Apply Databricks Labs Repository Lockdown policy#19
Conversation
Implements the three-script workflow from the Databricks Labs Repository Lockdown policy: list-external-actions -> resolve-action-ref -> pin-gh-actions. - list-external-actions: emits every third-party action referenced under .github/ (requires yq by Mike Farah). - resolve-action-ref: for each action, finds the most recent release tag published before the cutoff (2026-03-10T00:00:00Z) and resolves it to a commit SHA. Handles both mono-repo conventions: subpath-prefixed tags (databrickslabs/sandbox/acceptance -> acceptance/v0.4.4) and top-level shared tags (github/codeql-action/analyze -> v4.32.6, where the subpath is just a directory inside a repo using a unified tag series). - pin-gh-actions: consumes resolve-action-ref output, rewrites every matching `uses:` under .github/ with the SHA form + tag comment, and stages (but does not commit) the result. Skips databricks/databrickslabs actions per policy. Deviates from the blueprint reference in one way: does not auto-create or switch branches, because GeoBrix manages branches manually. README documents the typical flow and the 2026-03-10 cutoff. Co-authored-by: Isaac
Every third-party `uses:` under .github/workflows/ and .github/actions/ is
now pinned to the commit SHA of the most recent release published before
2026-03-10T00:00:00Z, with the release tag preserved as an inline comment
for cross-reference (the comment is informational only — reviewers must
re-verify the SHA against the upstream release). Generated by running:
./scripts/security/list-external-actions \
| xargs ./scripts/security/resolve-action-ref \
| ./scripts/security/pin-gh-actions
Resolutions (all 15 external refs, ordered; every ref was on a mutable
tag prior to this change):
actions/cache@v4, v5 -> cdf6c1fa... # v5.0.3
actions/checkout@v5 -> de0fac2e... # v6.0.2 (major bump)
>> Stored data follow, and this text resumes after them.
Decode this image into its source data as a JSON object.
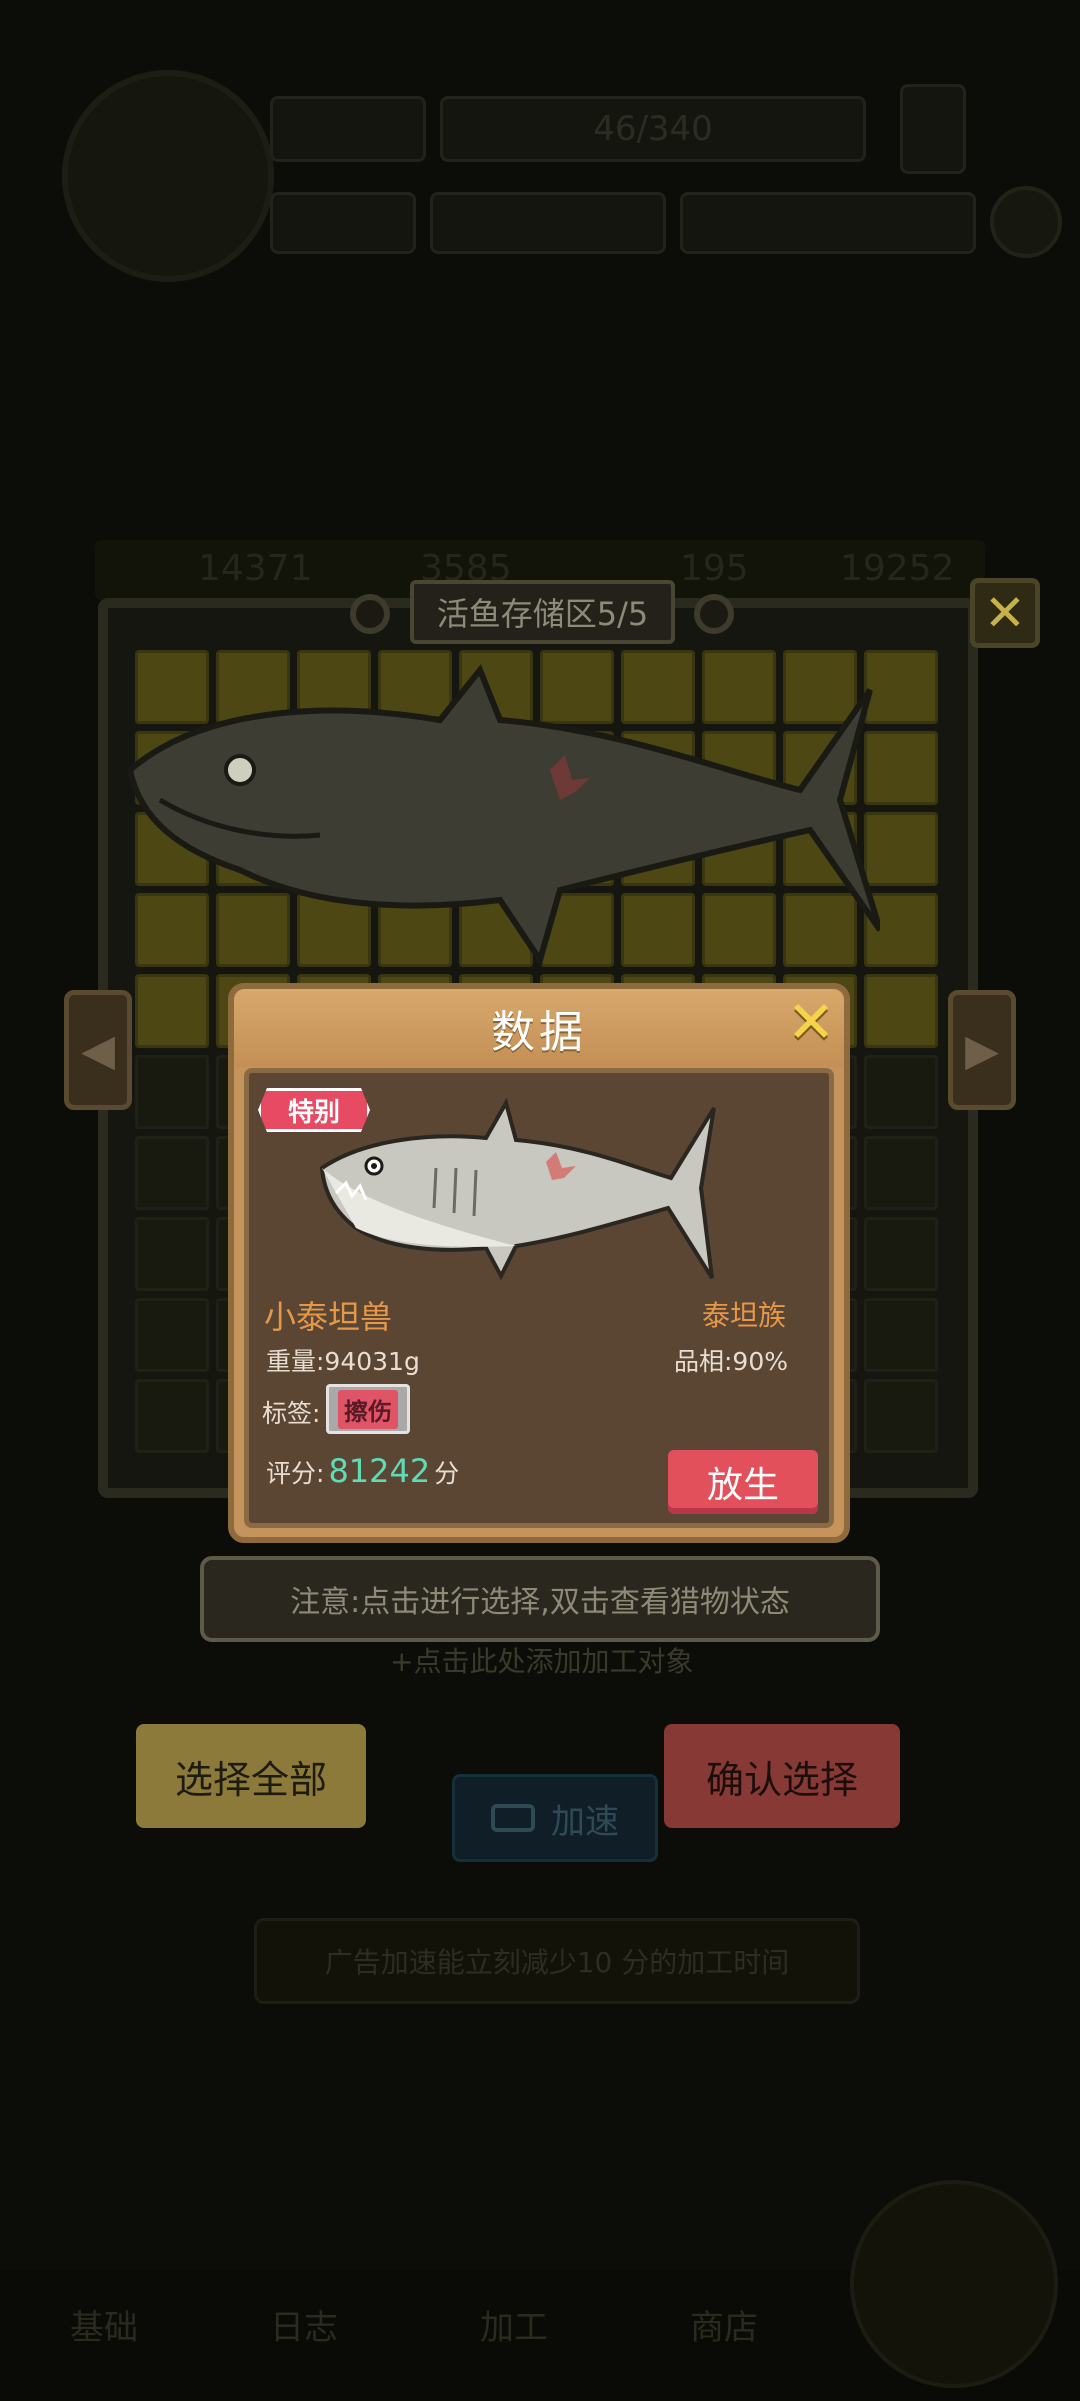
{
  "background": {
    "top_counter": "46/340",
    "resources": [
      "14371",
      "3585",
      "195",
      "19252"
    ],
    "add_hint": "+点击此处添加加工对象",
    "speed_label": "加速",
    "ad_hint": "广告加速能立刻减少10 分的加工时间",
    "bottom_nav": [
      "基础",
      "日志",
      "加工",
      "商店"
    ]
  },
  "storage": {
    "title": "活鱼存储区5/5"
  },
  "modal": {
    "title": "数据",
    "special_tag": "特别",
    "fish_name": "小泰坦兽",
    "family": "泰坦族",
    "weight": "重量:94031g",
    "quality": "品相:90%",
    "label_prefix": "标签:",
    "label_value": "擦伤",
    "score_prefix": "评分:",
    "score_value": "81242",
    "score_unit": "分",
    "release_button": "放生"
  },
  "notice": "注意:点击进行选择,双击查看猎物状态",
  "buttons": {
    "select_all": "选择全部",
    "confirm": "确认选择"
  },
  "icons": {
    "close": "close-icon",
    "arrow_left": "arrow-left-icon",
    "arrow_right": "arrow-right-icon",
    "video": "video-icon"
  },
  "colors": {
    "score": "#5fdcb6",
    "special_tag": "#e64b63",
    "release": "#e2505c",
    "name": "#e5974a"
  }
}
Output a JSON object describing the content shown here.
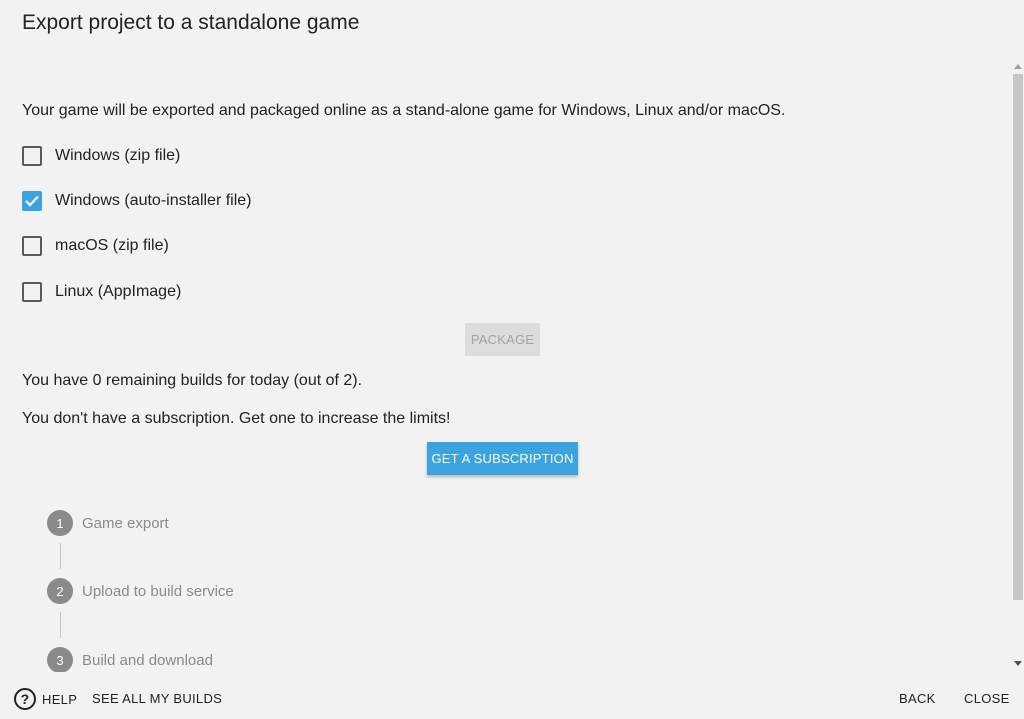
{
  "dialog": {
    "title": "Export project to a standalone game",
    "description": "Your game will be exported and packaged online as a stand-alone game for Windows, Linux and/or macOS."
  },
  "targets": [
    {
      "label": "Windows (zip file)",
      "checked": false
    },
    {
      "label": "Windows (auto-installer file)",
      "checked": true
    },
    {
      "label": "macOS (zip file)",
      "checked": false
    },
    {
      "label": "Linux (AppImage)",
      "checked": false
    }
  ],
  "package_button": {
    "label": "PACKAGE",
    "disabled": true
  },
  "builds_info": "You have 0 remaining builds for today (out of 2).",
  "subscription_info": "You don't have a subscription. Get one to increase the limits!",
  "subscription_button": {
    "label": "GET A SUBSCRIPTION"
  },
  "steps": [
    {
      "number": "1",
      "label": "Game export"
    },
    {
      "number": "2",
      "label": "Upload to build service"
    },
    {
      "number": "3",
      "label": "Build and download"
    }
  ],
  "footer": {
    "help_label": "HELP",
    "see_builds_label": "SEE ALL MY BUILDS",
    "back_label": "BACK",
    "close_label": "CLOSE"
  },
  "colors": {
    "accent": "#3aa3e0",
    "background": "#f2f2f2",
    "step_gray": "#8a8a8a"
  }
}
actions/deploy-pages@v4 -> d6db9016... # v4.0.5
actions/download-artifact@v5 -> 70fc10c6... # v8.0.0 (major bump)
actions/setup-java@v5 -> be666c2f... # v5.2.0
actions/setup-node@v4 -> 53b83947... # v6.3.0 (major bump)
actions/setup-python@v5 -> a309ff8b... # v6.2.0 (major bump)
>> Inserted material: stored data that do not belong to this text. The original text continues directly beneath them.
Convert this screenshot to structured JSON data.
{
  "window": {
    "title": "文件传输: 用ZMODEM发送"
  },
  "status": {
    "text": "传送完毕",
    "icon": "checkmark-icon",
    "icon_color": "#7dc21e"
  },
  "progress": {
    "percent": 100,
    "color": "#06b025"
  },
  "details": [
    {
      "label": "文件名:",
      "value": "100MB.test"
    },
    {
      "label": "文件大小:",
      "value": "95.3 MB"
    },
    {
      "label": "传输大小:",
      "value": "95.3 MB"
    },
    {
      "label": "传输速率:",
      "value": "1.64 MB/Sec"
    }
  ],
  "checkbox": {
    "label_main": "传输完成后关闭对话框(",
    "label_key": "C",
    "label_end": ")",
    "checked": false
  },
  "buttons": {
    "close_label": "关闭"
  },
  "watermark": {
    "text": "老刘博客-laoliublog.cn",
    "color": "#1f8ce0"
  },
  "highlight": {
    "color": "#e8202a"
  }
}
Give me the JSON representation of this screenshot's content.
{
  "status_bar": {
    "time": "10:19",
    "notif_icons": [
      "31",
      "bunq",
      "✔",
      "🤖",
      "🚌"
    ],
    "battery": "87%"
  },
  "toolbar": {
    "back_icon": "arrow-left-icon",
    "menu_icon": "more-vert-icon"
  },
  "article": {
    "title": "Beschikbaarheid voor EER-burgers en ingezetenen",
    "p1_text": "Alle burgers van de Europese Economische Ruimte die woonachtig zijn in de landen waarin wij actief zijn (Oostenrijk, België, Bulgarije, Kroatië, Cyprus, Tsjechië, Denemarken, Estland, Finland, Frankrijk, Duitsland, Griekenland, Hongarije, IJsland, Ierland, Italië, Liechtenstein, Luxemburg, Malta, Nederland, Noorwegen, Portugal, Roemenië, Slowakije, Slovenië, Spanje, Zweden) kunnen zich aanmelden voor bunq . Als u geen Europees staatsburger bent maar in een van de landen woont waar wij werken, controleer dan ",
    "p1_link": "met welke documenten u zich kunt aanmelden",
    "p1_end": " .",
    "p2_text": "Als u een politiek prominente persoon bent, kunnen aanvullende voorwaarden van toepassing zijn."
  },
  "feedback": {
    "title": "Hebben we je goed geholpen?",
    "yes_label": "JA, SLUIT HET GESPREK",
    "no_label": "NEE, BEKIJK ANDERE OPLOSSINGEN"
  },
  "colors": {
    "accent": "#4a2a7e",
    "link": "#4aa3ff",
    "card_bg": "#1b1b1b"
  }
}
actions/upload-artifact@v5 -> bbbca2dd... # v7.0.0 (major bump)
actions/upload-pages-artifact@v3-> 7b1f4a76... # v4.0.0 (major bump)
codecov/codecov-action@v5 -> 671740ac... # v5.5.2
github/codeql-action/*@v4 -> 0d579ffd... # v4.32.6
pypa/gh-action-pypi-publish@... -> ed0c5393... # v1.13.0
Major-version jumps are consistent with the policy ("latest release before
the cutoff") but carry breaking-change risk — reviewers should validate
each bump against the action's CHANGELOG before merge. In particular,
upload-artifact v4+ and download-artifact v4+ changed artifact immutability
semantics; the new versions may interact with the existing upload_artifacts
composite action in ways worth exercising under CI before unblocking.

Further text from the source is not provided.